Procédure devant la cour
Par une requête et un mémoire enregistrés le 17 mai 2017 et le 24 janvier 2018, M. A... B..., représenté par la SCP Teissonnière Topaloff Lafforgue Andreu et Associés, avocat, demande à la cour :
1°) d'annuler le jugement n° 1601145 du 20 mars 2017 du tribunal administratif de Dijon ;
2°) d'annuler la décision du 19 janvier 2016 par laquelle le comité d'indemnisation des victimes des essais nucléaires a rejeté sa demande d'indemnisation des conséquences dommageables du cancer de la vessie dont il souffre ;
3°) d'enjoindre au comité d'indemnisation des victimes des essais nucléaires de réexaminer sa demande d'indemnisation et de l'indemniser des conséquences dommageables de cette maladie dans un délai de trois mois sous astreinte de 200 euros par jour de retard à compter de l'arrêt à intervenir ;
4°) de majorer le montant de l'indemnisation des intérêts au taux légal à compter de la première demande d'indemnisation et des intérêts capitalisés ;
5°) de mettre à la charge de l'Etat les entiers dépens ainsi qu'une somme de 3 000 euros au titre de l'article L. 761-1 du code de justice administrative.
Il soutient que :
- il a séjourné à Mururoa (Polynésie française) du 25 juin 1971 au 22 décembre 1972, dans des lieux et durant une période correspondant aux dispositions de l'article 2 de la loi n° 2010-2 du 5 janvier 2010, et est victime d'un cancer de la vessie, maladie radio-induite inscrite en annexe au décret n° 2010-653 du 11 juin 2010 ;
- en application du II de l'article 113 de la loi n° 2017-256 du 28 février 2017, la décision en litige doit être annulée et le comité d'indemnisation des victimes des essais nucléaires doit indemniser les conséquences dommageables de cette maladie, dès lors qu'il a été soumis à une contamination interne par inhalation ou ingestion de gaz ou poussières radioactifs et que l'administration ne rapporte pas la preuve que ladite pathologie résulte exclusivement d'une cause étrangère à son exposition aux rayonnements ionisants ;
- il a droit, à l'indemnisation intégrale des préjudices qu'il subit du fait du cancer de la vessie dont il souffre.

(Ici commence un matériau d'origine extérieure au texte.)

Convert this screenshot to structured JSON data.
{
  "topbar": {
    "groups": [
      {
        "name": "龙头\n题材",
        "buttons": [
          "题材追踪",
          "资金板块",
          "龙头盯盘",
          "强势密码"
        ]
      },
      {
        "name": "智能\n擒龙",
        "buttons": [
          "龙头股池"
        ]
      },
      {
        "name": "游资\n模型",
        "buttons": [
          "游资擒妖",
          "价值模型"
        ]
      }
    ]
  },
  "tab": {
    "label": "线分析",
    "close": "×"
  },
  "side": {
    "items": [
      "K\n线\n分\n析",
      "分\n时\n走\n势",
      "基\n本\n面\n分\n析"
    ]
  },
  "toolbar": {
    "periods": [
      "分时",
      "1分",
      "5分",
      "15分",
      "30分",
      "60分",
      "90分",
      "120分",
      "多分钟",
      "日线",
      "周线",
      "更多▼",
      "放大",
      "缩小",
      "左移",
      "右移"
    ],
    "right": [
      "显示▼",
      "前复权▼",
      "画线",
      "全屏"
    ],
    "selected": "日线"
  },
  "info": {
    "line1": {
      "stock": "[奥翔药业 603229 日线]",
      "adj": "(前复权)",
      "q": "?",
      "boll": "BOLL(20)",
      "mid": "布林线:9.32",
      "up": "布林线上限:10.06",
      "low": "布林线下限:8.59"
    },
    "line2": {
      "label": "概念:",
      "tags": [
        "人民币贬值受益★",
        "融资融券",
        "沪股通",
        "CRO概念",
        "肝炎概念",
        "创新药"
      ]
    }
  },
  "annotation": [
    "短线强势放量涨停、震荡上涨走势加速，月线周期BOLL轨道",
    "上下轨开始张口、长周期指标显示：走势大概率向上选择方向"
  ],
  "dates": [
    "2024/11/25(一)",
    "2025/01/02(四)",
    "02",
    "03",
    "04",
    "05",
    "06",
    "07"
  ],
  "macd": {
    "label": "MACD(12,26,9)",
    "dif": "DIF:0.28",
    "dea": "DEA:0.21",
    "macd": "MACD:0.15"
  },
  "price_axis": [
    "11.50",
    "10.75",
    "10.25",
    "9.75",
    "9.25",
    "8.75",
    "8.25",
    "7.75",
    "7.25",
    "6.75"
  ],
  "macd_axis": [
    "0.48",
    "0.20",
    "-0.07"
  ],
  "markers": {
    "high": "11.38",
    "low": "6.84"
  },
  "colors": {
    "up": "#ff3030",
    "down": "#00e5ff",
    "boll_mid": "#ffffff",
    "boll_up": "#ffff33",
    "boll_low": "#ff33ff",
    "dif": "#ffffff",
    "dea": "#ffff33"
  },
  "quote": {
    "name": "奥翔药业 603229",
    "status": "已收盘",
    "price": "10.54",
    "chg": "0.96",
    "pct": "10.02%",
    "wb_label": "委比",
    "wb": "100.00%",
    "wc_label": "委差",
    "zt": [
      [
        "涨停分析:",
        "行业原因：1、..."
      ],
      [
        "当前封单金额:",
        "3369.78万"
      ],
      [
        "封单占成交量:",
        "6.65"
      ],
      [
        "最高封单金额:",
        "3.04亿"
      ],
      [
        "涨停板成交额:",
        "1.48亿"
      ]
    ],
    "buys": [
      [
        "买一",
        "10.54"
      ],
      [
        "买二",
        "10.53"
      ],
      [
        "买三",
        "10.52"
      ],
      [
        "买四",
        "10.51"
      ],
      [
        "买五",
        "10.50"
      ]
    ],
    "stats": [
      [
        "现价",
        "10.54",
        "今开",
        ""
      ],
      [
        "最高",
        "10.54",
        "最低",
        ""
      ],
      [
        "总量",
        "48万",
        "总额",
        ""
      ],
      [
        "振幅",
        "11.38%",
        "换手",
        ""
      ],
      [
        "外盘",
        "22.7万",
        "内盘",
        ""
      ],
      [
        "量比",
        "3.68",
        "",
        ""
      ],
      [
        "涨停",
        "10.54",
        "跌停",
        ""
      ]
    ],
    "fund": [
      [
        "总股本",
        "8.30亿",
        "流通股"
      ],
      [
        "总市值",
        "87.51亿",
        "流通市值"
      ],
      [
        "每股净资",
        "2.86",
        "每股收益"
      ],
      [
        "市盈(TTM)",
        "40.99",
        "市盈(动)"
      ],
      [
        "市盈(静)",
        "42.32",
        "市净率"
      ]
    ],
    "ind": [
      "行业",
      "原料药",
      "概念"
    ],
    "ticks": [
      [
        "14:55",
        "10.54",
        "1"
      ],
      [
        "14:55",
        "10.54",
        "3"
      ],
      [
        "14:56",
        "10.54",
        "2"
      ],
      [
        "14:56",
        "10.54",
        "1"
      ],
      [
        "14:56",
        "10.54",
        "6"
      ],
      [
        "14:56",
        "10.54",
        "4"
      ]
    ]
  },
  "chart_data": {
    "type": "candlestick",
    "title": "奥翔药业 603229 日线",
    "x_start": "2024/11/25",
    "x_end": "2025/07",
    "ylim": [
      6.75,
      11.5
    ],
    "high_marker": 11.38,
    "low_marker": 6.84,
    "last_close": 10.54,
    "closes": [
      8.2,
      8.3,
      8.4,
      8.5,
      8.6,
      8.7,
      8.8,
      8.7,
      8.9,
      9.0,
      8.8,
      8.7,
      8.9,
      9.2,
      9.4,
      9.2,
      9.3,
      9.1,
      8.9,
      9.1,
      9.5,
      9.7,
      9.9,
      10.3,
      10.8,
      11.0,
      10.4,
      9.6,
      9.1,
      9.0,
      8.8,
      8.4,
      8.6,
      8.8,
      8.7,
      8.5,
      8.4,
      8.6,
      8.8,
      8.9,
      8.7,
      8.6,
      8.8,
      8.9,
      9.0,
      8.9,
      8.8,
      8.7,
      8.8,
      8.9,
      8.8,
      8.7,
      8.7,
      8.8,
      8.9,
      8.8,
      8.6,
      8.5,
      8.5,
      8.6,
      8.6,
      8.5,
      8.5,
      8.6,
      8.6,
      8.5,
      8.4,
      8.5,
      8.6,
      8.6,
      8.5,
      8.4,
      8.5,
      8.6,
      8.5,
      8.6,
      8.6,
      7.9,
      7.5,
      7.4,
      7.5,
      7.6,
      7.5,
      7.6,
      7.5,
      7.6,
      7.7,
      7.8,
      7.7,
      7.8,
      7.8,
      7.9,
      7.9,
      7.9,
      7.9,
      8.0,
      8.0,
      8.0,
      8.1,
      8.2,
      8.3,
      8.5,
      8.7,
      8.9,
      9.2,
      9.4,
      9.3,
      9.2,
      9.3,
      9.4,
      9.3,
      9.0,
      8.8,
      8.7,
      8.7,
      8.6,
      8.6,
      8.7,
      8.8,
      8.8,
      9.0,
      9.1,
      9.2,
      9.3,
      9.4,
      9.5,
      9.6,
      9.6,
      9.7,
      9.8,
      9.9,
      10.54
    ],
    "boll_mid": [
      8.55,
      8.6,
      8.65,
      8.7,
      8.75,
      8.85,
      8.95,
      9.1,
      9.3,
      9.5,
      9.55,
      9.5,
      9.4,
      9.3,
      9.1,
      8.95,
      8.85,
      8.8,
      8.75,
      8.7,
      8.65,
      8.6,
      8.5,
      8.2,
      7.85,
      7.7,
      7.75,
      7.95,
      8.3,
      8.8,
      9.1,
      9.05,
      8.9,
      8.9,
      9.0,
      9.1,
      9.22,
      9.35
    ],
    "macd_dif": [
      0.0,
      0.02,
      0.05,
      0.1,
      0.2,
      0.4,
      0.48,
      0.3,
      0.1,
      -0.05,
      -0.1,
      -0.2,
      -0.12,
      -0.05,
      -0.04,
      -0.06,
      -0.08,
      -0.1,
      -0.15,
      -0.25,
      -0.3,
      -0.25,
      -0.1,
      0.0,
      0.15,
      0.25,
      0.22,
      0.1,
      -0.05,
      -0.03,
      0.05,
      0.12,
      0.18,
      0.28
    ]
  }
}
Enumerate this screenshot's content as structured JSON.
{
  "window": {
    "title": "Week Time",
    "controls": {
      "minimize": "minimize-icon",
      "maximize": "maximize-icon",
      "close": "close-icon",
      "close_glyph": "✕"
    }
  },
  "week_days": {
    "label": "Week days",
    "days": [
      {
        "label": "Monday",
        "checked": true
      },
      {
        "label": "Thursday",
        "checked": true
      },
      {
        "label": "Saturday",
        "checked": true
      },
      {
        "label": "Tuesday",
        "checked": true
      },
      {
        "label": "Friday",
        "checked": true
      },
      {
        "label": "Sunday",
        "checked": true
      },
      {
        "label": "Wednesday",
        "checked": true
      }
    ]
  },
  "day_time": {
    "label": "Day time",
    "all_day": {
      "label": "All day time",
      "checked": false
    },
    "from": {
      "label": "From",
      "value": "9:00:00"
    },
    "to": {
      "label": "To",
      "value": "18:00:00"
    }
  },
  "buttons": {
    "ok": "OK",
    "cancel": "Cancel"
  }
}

Par un mémoire en défense, enregistré le 19 janvier 2018, le ministre des armées conclut à sa mise hors de cause.
Il fait valoir que le litige porte sur une décision rendue par le comité d'indemnisation des victimes des essais nucléaires, lequel est compétent pour assurer la défense de ses décisions.
Par un mémoire en défense enregistré le 26 février 2018, le comité d'indemnisation des victimes des essais nucléaires conclut au rejet de la requête.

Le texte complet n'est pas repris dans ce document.